COMITÉ PERMANENT DE L'ENVIRONNEMENT ET DU DÉVELOPPEMENT DURABLE
TÉMOIGNAGES
[Enregistrement électronique]
Le mardi 1er mai 2001
Le président (l'hon. Charles Caccia (Davenport, Lib.)): Bonjour. Je souhaite la bienvenue à nos invités. Nous avons le quorum. J'aurai deux nouvelles à annoncer plus tard, lorsque nos autres collègues seront là.
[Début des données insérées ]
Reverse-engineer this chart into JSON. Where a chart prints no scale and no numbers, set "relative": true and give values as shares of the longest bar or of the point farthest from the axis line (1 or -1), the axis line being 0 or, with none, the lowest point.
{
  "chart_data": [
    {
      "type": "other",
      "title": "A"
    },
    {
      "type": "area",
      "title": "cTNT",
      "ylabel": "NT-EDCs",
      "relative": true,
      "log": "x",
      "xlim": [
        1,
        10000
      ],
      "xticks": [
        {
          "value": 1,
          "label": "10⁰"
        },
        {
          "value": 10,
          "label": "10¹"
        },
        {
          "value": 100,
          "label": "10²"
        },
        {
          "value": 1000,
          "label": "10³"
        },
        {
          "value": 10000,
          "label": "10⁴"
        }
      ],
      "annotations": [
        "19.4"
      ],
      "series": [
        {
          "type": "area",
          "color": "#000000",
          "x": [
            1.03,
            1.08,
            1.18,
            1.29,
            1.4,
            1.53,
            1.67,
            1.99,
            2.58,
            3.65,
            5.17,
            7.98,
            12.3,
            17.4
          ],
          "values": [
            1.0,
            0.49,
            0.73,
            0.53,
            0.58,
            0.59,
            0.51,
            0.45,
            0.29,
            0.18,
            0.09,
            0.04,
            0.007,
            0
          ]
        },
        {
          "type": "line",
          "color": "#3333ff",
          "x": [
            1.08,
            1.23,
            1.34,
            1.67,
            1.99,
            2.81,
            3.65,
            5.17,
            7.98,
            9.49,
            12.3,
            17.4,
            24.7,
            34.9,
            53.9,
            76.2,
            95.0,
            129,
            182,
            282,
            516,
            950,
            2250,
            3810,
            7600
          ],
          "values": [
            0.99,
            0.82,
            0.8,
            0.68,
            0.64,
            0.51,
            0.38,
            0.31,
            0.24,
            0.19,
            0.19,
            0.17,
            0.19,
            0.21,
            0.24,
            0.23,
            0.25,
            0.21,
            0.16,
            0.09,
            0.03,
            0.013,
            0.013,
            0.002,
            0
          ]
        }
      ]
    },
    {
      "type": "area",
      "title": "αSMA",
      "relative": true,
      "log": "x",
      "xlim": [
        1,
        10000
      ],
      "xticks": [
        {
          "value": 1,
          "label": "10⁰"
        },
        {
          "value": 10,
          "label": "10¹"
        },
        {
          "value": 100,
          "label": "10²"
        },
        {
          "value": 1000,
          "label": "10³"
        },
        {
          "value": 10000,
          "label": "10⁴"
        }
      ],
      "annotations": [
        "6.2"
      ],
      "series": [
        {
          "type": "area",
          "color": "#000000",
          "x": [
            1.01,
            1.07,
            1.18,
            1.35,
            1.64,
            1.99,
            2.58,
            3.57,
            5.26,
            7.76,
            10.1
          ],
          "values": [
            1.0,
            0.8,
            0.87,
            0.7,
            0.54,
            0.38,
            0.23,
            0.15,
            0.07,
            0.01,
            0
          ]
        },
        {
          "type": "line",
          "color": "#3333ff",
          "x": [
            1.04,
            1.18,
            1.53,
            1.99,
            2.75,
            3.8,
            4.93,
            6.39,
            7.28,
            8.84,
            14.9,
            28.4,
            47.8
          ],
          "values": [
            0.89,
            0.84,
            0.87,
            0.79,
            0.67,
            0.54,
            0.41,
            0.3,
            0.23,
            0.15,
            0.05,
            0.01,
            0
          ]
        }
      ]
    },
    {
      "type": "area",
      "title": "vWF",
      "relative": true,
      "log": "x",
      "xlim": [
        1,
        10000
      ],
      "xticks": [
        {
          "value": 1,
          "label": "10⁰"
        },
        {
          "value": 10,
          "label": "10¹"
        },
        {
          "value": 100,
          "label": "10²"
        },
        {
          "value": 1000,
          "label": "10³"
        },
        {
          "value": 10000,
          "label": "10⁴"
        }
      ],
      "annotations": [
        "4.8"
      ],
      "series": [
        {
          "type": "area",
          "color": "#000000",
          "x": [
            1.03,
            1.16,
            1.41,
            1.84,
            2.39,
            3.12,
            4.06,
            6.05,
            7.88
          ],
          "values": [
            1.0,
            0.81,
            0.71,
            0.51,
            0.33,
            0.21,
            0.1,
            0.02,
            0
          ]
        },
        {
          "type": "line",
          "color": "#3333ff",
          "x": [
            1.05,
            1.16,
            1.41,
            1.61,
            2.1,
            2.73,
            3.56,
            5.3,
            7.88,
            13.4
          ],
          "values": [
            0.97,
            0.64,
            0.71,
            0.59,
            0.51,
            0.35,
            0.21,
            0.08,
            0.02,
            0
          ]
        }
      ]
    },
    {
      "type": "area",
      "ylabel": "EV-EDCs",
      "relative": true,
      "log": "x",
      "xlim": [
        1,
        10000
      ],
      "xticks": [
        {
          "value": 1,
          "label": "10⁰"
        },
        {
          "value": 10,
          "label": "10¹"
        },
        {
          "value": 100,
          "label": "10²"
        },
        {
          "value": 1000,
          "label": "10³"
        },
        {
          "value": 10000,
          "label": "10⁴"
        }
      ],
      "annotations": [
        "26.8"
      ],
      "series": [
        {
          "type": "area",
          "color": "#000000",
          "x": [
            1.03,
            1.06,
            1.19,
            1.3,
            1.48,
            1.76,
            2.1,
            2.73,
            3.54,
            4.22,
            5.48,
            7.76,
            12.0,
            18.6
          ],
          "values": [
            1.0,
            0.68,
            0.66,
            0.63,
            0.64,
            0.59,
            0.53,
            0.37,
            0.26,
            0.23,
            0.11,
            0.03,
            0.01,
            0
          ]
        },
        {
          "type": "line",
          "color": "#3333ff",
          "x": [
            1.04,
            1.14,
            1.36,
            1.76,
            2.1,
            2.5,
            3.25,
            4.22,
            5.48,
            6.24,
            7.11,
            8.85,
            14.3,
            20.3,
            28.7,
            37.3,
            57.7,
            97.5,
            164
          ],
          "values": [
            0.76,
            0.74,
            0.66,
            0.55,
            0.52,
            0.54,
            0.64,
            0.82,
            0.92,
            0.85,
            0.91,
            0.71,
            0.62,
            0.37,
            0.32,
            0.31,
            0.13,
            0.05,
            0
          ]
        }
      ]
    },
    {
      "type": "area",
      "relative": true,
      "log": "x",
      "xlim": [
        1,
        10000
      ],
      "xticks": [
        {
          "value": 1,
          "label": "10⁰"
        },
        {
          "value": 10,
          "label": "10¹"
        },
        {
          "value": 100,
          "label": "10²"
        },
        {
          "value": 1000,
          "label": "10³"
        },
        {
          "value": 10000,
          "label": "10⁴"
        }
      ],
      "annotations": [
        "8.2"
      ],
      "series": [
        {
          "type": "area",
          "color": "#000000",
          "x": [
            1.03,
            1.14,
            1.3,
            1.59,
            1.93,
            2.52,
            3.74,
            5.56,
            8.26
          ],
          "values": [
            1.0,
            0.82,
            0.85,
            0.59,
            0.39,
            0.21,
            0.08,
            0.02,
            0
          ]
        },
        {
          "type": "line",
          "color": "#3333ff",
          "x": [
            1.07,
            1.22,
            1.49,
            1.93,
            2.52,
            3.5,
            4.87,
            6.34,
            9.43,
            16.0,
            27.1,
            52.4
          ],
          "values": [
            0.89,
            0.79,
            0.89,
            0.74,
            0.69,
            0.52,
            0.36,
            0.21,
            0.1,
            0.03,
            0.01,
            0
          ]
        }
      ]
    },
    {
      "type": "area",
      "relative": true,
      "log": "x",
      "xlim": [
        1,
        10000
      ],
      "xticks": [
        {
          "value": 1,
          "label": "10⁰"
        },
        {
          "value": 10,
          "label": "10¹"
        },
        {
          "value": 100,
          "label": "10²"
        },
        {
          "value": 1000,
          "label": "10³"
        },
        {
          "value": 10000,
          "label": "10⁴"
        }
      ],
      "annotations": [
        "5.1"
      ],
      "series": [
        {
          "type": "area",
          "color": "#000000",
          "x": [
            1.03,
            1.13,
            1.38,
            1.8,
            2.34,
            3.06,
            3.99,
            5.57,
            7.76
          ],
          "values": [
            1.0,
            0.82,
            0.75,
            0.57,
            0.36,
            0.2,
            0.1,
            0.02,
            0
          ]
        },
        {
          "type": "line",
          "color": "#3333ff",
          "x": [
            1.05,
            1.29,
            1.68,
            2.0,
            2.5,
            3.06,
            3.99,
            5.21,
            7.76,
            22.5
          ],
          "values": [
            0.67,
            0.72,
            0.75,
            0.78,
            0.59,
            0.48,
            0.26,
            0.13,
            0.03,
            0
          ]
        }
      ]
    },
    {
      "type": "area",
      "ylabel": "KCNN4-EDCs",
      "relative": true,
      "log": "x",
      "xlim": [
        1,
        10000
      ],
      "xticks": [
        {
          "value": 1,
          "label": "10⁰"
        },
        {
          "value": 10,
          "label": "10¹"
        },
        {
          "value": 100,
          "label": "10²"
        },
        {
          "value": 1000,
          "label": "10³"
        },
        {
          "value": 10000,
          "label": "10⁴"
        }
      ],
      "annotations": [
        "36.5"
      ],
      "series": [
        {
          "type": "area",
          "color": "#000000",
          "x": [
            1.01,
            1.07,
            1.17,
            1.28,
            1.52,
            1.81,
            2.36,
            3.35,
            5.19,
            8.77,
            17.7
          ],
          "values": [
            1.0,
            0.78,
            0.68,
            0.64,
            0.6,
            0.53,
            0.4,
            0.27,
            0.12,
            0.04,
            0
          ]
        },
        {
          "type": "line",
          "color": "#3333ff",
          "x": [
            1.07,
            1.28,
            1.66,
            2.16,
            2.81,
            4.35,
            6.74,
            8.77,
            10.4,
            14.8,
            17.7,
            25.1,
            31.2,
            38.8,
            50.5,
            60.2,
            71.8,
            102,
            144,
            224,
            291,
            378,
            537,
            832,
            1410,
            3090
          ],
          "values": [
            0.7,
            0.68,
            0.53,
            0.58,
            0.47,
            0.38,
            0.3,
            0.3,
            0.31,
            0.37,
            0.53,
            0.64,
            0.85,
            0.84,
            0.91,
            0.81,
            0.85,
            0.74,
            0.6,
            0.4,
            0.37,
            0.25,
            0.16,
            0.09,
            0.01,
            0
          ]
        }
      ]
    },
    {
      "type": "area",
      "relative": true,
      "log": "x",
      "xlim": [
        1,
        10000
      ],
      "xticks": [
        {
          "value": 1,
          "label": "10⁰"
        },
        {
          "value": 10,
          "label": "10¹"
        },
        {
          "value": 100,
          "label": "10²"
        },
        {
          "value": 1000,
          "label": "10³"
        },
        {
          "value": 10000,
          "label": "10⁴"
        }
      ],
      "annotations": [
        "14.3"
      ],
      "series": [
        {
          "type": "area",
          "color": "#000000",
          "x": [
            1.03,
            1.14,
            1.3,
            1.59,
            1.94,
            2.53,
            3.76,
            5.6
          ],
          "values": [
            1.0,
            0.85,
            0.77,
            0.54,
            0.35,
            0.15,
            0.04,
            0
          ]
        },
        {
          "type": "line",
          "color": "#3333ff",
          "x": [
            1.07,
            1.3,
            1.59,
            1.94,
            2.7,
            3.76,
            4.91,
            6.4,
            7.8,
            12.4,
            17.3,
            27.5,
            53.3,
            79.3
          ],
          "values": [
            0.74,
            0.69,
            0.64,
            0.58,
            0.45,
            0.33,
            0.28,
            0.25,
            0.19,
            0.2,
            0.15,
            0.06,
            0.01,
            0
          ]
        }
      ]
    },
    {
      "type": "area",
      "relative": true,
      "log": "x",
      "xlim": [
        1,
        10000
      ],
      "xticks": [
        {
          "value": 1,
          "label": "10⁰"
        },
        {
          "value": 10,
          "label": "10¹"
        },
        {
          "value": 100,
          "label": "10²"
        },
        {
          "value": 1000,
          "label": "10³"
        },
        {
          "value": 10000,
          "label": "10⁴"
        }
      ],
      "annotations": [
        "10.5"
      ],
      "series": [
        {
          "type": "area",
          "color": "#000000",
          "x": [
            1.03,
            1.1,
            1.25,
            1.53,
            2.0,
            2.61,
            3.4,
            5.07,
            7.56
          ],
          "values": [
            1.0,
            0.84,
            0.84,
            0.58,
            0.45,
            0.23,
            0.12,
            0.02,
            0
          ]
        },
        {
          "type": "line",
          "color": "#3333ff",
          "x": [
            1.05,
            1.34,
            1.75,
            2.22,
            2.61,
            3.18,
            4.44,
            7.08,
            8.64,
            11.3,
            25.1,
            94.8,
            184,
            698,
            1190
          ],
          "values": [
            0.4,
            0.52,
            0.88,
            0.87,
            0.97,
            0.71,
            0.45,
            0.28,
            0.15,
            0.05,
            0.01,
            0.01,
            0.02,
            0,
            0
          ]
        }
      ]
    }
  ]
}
Commençons par les témoins. Aujourd'hui, nous accueillons Michael d'Eça, du Nunavut. Il est seul parce que l'autre témoin a été retenu par le mauvais temps ou par des problèmes mécaniques, semble-t-il.
Monsieur d'Eça.
M. Michael d'Eça (conseiller juridique, Conseil de gestion des ressources fauniques du Nunavut): Monsieur le président, Mme Okalik Eegeesiak, qui est membre du Conseil de gestion des ressources fauniques du Nunavut (CGRFN), n'a pas pu venir parce qu'elle est malade. Elle m'a appelé ce matin pour que je vous fasse part de ses regrets de ne pas pouvoir être présente.
Le président: Merci.
Nous accueillons également John Merritt, de la Nunavut Tunngavik et Gerry Couture, du Conseil de gestion de la faune aquatique et terrestre du Yukon.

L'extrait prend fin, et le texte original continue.